Characteristic not implies sub-(isomorph-normal characteristic) in finite

This article gives the statement and possibly, proof, of a non-implication relation between two subgroup properties, when the big group is a finite group. That is, it states that in a finite group, every subgroup satisfying the first subgroup property (i.e., characteristic subgroup) need not satisfy the second subgroup property (i.e., sub-(isomorph-normal characteristic) subgroup)
View all subgroup property non-implications | View all subgroup property implications

Statement

We can have a finite group ${\displaystyle G}$ and a characteristic subgroup ${\displaystyle H}$ of ${\displaystyle G}$ such that ${\displaystyle H}$ is not sub-(isomorph-normal characteristic in ${\displaystyle G}$. In other words, there is no ascending chain of subgroups from ${\displaystyle H}$ to ${\displaystyle G}$ such that each member is an isomorph-normal characteristic subgroup of its successor.

Related facts

• Characteristic not implies sub-isomorph-free in finite
• Characteristic not implies isomorph-free in finite

Proof

The center of a non-abelian group of odd prime cube order

Further information: Prime-cube order group:U3p

Let ${\displaystyle p}$ be an odd prime.

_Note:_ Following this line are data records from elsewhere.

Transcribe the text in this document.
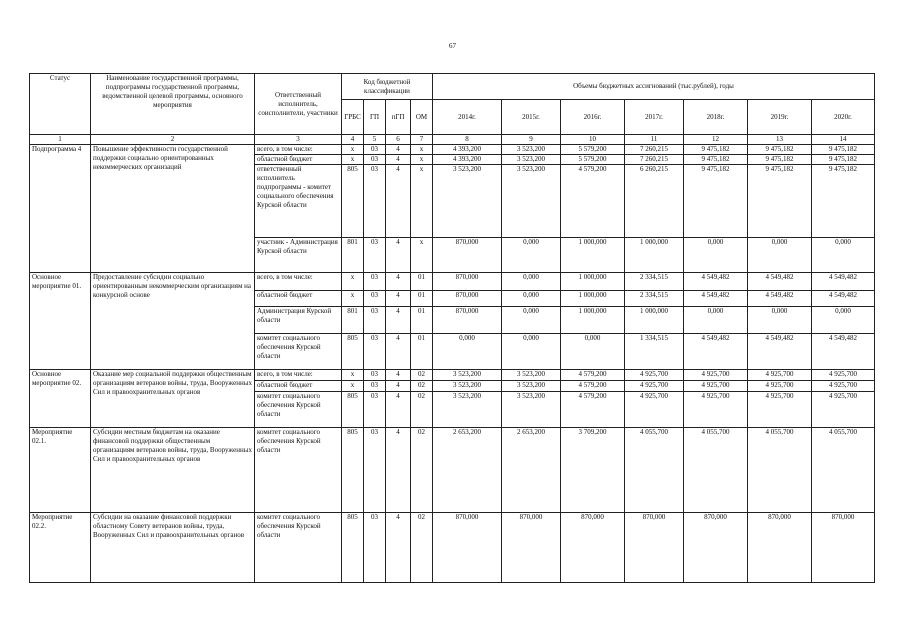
67
Статус	Наименование государственной программы, подпрограммы государственной программы, ведомственной целевой программы, основного мероприятия	Ответственный исполнитель, соисполнители, участники	Код бюджетной классификации				Объемы бюджетных ассигнований (тыс.рублей), годы						
			ГРБС	ГП	пГП	ОМ	2014г.	2015г.	2016г.	2017г.	2018г.	2019г.	2020г.
1	2	3	4	5	6	7	8	9	10	11	12	13	14
Подпрограмма 4	Повышение эффективности государственной поддержки социально ориентированных некоммерческих организаций	всего, в том числе:	х	03	4	х	4 393,200	3 523,200	5 579,200	7 260,215	9 475,182	9 475,182	9 475,182
		областной бюджет	х	03	4	х	4 393,200	3 523,200	5 579,200	7 260,215	9 475,182	9 475,182	9 475,182
		ответственный исполнитель подпрограммы - комитет социального обеспечения Курской области	805	03	4	х	3 523,200	3 523,200	4 579,200	6 260,215	9 475,182	9 475,182	9 475,182
		участник - Администрация Курской области	801	03	4	х	870,000	0,000	1 000,000	1 000,000	0,000	0,000	0,000
Основное мероприятие 01.	Предоставление субсидии социально ориентированным некоммерческим организациям на конкурсной основе	всего, в том числе:	х	03	4	01	870,000	0,000	1 000,000	2 334,515	4 549,482	4 549,482	4 549,482
		областной бюджет	х	03	4	01	870,000	0,000	1 000,000	2 334,515	4 549,482	4 549,482	4 549,482
		Администрация Курской области	801	03	4	01	870,000	0,000	1 000,000	1 000,000	0,000	0,000	0,000
		комитет социального обеспечения Курской области	805	03	4	01	0,000	0,000	0,000	1 334,515	4 549,482	4 549,482	4 549,482
Основное мероприятие 02.	Оказание мер социальной поддержки общественным организациям ветеранов войны, труда, Вооруженных Сил и правоохранительных органов	всего, в том числе:	х	03	4	02	3 523,200	3 523,200	4 579,200	4 925,700	4 925,700	4 925,700	4 925,700
		областной бюджет	х	03	4	02	3 523,200	3 523,200	4 579,200	4 925,700	4 925,700	4 925,700	4 925,700
		комитет социального обеспечения Курской области	805	03	4	02	3 523,200	3 523,200	4 579,200	4 925,700	4 925,700	4 925,700	4 925,700
Мероприятие 02.1.	Субсидии местным бюджетам на оказание финансовой поддержки общественным организациям ветеранов войны, труда, Вооруженных Сил и правоохранительных органов	комитет социального обеспечения Курской области	805	03	4	02	2 653,200	2 653,200	3 709,200	4 055,700	4 055,700	4 055,700	4 055,700
Мероприятие 02.2.	Субсидии на оказание финансовой поддержки областному Совету ветеранов войны, труда, Вооруженных Сил и правоохранительных органов	комитет социального обеспечения Курской области	805	03	4	02	870,000	870,000	870,000	870,000	870,000	870,000	870,000
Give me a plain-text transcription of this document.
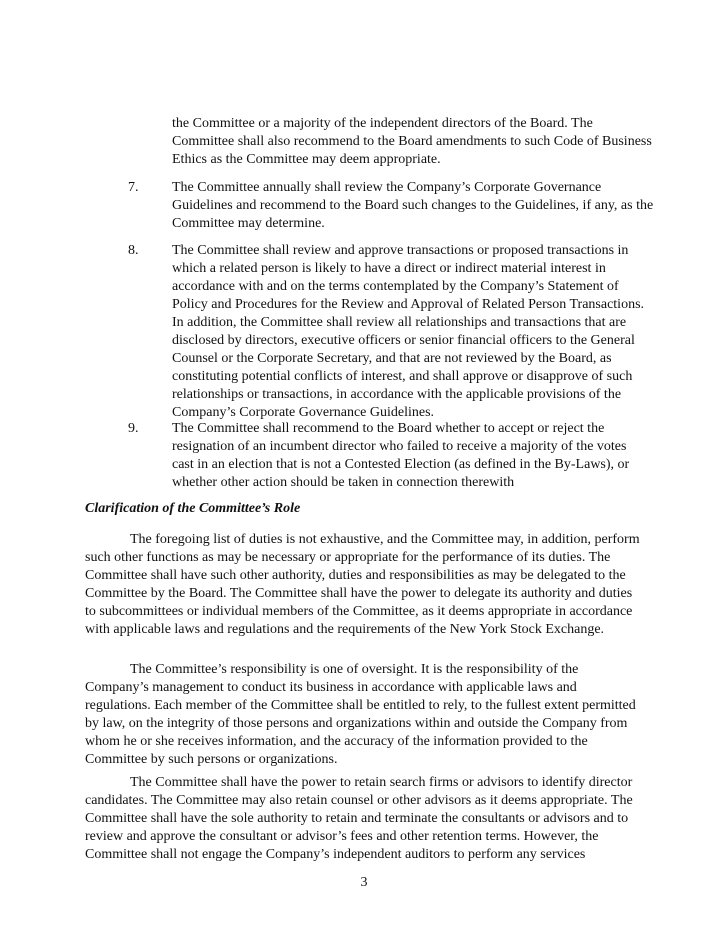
the Committee or a majority of the independent directors of the Board. The Committee shall also recommend to the Board amendments to such Code of Business Ethics as the Committee may deem appropriate.

7.	The Committee annually shall review the Company’s Corporate Governance Guidelines and recommend to the Board such changes to the Guidelines, if any, as the Committee may determine.

8.	The Committee shall review and approve transactions or proposed transactions in which a related person is likely to have a direct or indirect material interest in accordance with and on the terms contemplated by the Company’s Statement of Policy and Procedures for the Review and Approval of Related Person Transactions. In addition, the Committee shall review all relationships and transactions that are disclosed by directors, executive officers or senior financial officers to the General Counsel or the Corporate Secretary, and that are not reviewed by the Board, as constituting potential conflicts of interest, and shall approve or disapprove of such relationships or transactions, in accordance with the applicable provisions of the Company’s Corporate Governance Guidelines.

9.	The Committee shall recommend to the Board whether to accept or reject the resignation of an incumbent director who failed to receive a majority of the votes cast in an election that is not a Contested Election (as defined in the By-Laws), or whether other action should be taken in connection therewith

Clarification of the Committee’s Role
The foregoing list of duties is not exhaustive, and the Committee may, in addition, perform such other functions as may be necessary or appropriate for the performance of its duties. The Committee shall have such other authority, duties and responsibilities as may be delegated to the Committee by the Board. The Committee shall have the power to delegate its authority and duties to subcommittees or individual members of the Committee, as it deems appropriate in accordance with applicable laws and regulations and the requirements of the New York Stock Exchange.
The Committee’s responsibility is one of oversight. It is the responsibility of the Company’s management to conduct its business in accordance with applicable laws and regulations. Each member of the Committee shall be entitled to rely, to the fullest extent permitted by law, on the integrity of those persons and organizations within and outside the Company from whom he or she receives information, and the accuracy of the information provided to the Committee by such persons or organizations.
The Committee shall have the power to retain search firms or advisors to identify director candidates. The Committee may also retain counsel or other advisors as it deems appropriate. The Committee shall have the sole authority to retain and terminate the consultants or advisors and to review and approve the consultant or advisor’s fees and other retention terms. However, the Committee shall not engage the Company’s independent auditors to perform any services
3
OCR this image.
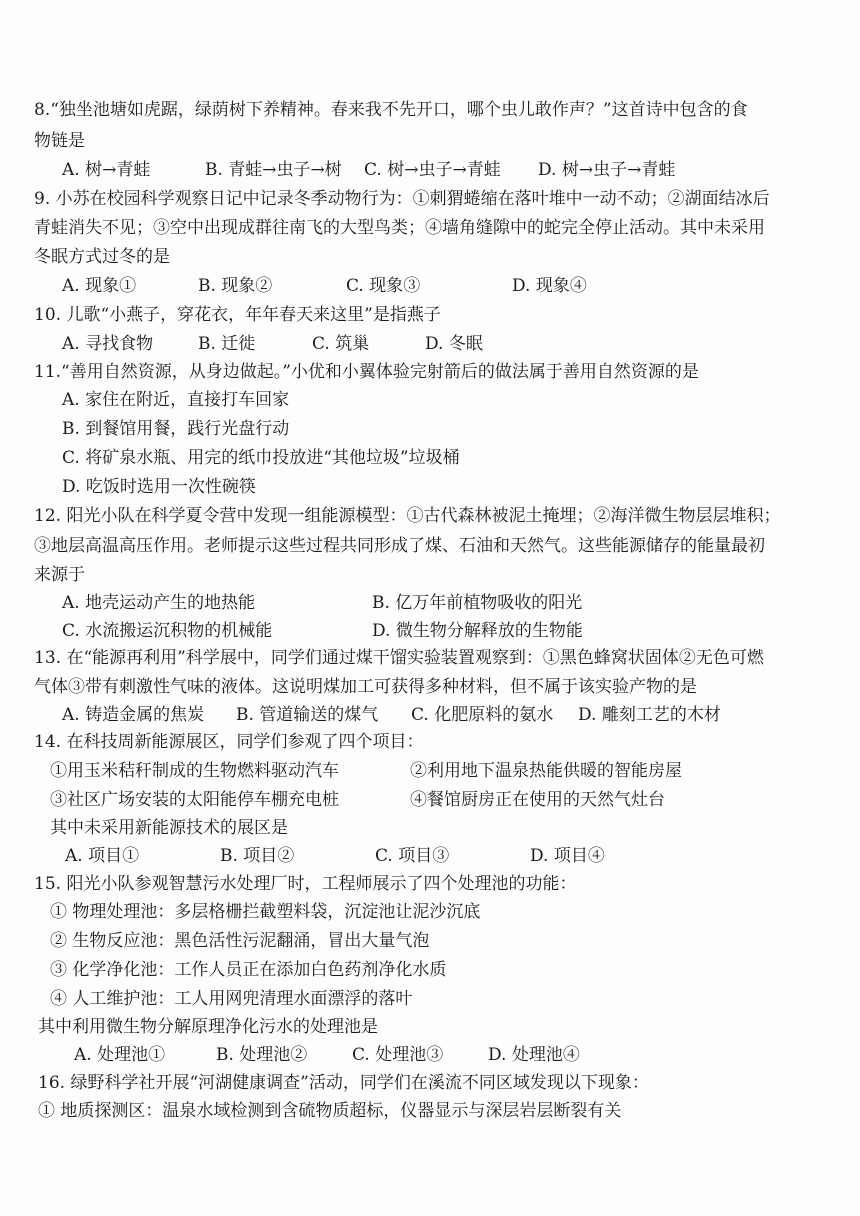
8.“独坐池塘如虎踞，绿荫树下养精神。春来我不先开口，哪个虫儿敢作声？”这首诗中包含的食
物链是
A. 树→青蛙	B. 青蛙→虫子→树 C. 树→虫子→青蛙 D. 树→虫子→青蛙
9. 小苏在校园科学观察日记中记录冬季动物行为：①刺猬蜷缩在落叶堆中一动不动；②湖面结冰后
青蛙消失不见；③空中出现成群往南飞的大型鸟类；④墙角缝隙中的蛇完全停止活动。其中未采用
冬眠方式过冬的是
A. 现象①	B. 现象②	C. 现象③	D. 现象④
10. 儿歌“小燕子，穿花衣，年年春天来这里”是指燕子
A. 寻找食物	B. 迁徙	C. 筑巢	D. 冬眠
11.“善用自然资源，从身边做起。”小优和小翼体验完射箭后的做法属于善用自然资源的是
A. 家住在附近，直接打车回家
B. 到餐馆用餐，践行光盘行动
C. 将矿泉水瓶、用完的纸巾投放进“其他垃圾”垃圾桶
D. 吃饭时选用一次性碗筷
12. 阳光小队在科学夏令营中发现一组能源模型：①古代森林被泥土掩埋；②海洋微生物层层堆积；
③地层高温高压作用。老师提示这些过程共同形成了煤、石油和天然气。这些能源储存的能量最初
来源于
A. 地壳运动产生的地热能	B. 亿万年前植物吸收的阳光
C. 水流搬运沉积物的机械能	D. 微生物分解释放的生物能
13. 在“能源再利用”科学展中，同学们通过煤干馏实验装置观察到：①黑色蜂窝状固体②无色可燃
气体③带有刺激性气味的液体。这说明煤加工可获得多种材料，但不属于该实验产物的是
A. 铸造金属的焦炭 B. 管道输送的煤气 C. 化肥原料的氨水 D. 雕刻工艺的木材
14. 在科技周新能源展区，同学们参观了四个项目：
①用玉米秸秆制成的生物燃料驱动汽车	②利用地下温泉热能供暖的智能房屋
③社区广场安装的太阳能停车棚充电桩	④餐馆厨房正在使用的天然气灶台
其中未采用新能源技术的展区是
A. 项目①	B. 项目②	C. 项目③	D. 项目④
15. 阳光小队参观智慧污水处理厂时，工程师展示了四个处理池的功能：
① 物理处理池：多层格栅拦截塑料袋，沉淀池让泥沙沉底
② 生物反应池：黑色活性污泥翻涌，冒出大量气泡
③ 化学净化池：工作人员正在添加白色药剂净化水质
④ 人工维护池：工人用网兜清理水面漂浮的落叶
其中利用微生物分解原理净化污水的处理池是
A. 处理池①	B. 处理池②	C. 处理池③	D. 处理池④
16. 绿野科学社开展“河湖健康调查”活动，同学们在溪流不同区域发现以下现象：
① 地质探测区：温泉水域检测到含硫物质超标，仪器显示与深层岩层断裂有关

Let ${\displaystyle G}$ be the non-abelian group of order ${\displaystyle p^3}$ and exponent ${\displaystyle p}$. Let ${\displaystyle H}$ be the center of ${\displaystyle G}$. Then, we have:

• ${\displaystyle H}$ is characteristic in ${\displaystyle G}$.
• ${\displaystyle H}$ is not sub-(isomorph-normal characteristic) in ${\displaystyle G}$: In fact, no proper subgroup of ${\displaystyle G}$ containing ${\displaystyle H}$ is isomorph-normal and characteristic. ${\displaystyle H}$ itself is not isomorph-normal, because there are other cyclic groups of order ${\displaystyle p}$. Moreover, ${\displaystyle H}$ is a maximal characteristic subgroup of ${\displaystyle G}$, so there is no other possibility.